Eva Ayllon
Peruvian singer Eva Ayllon is a diva, but she's also a folkloric artist with a message about race, class and self-esteem in her home country. A black Peruvian, she began singing
musica criolla in the late 1970s, and now plays to crowds of 30,000 in Lima. Her genre's combination of ballads and up-tempo dance numbers, once a nearly forgotten approach, draws from African and Spanish influences blended by slaves who worked Peru's silver mines and sugar plantations.
Saturday night at the Lincoln Theatre, Ayllon and a nine-piece band turned traditionals and 20th-century poetry into contemporary vehicles for flirting, strutting and educating.
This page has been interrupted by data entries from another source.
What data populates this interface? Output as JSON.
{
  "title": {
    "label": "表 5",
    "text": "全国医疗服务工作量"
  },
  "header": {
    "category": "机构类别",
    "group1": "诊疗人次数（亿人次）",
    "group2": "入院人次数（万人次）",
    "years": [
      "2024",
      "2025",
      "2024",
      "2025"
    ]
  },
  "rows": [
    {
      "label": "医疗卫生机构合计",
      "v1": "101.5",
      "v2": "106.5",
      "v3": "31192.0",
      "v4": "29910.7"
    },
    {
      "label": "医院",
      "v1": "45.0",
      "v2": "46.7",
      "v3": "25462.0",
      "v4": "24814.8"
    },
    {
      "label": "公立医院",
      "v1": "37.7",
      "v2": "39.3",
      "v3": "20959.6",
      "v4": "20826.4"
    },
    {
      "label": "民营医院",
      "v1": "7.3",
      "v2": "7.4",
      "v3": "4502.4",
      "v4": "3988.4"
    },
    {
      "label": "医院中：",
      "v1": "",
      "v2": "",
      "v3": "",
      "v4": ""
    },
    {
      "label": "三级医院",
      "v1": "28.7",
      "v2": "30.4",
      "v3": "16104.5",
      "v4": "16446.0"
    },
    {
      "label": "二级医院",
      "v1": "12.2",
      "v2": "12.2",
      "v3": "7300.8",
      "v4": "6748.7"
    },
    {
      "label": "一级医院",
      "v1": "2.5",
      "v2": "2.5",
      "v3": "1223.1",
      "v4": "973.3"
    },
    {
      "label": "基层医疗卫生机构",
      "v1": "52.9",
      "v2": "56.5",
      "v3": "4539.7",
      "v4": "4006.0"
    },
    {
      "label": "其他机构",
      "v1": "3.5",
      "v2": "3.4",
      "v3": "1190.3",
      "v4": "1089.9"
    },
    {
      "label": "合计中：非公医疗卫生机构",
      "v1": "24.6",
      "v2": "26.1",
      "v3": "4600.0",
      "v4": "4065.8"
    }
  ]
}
Wearing a long, close-fitting velvet dress, the nearly 50-year-old South American legend gyrated sensually on speedy festejos such as the mixed-race tale "Inga," supported by an exuberant percussive cacophony.
Instrumentalists on cajon (a wooden box), mini-maracas, the quijada (donkey jawbone), bongos and bass provided the mother-country-rooted bottom, while the acoustic guitarist added the Iberian-derived flamenco-like high end. On waltz-based numbers like "Fina Estampa" and soulful landos like "Negra Presentuosa," the keyboardist led the more syrupy playing, while Ayllon struck theatrical poses and sang powerfully if a bit too melodramatically on certain numbers.
By evening's end, many pleased audience members were pulling out their cell phones to take pictures of Ayllon, who blew kisses to them during the encore.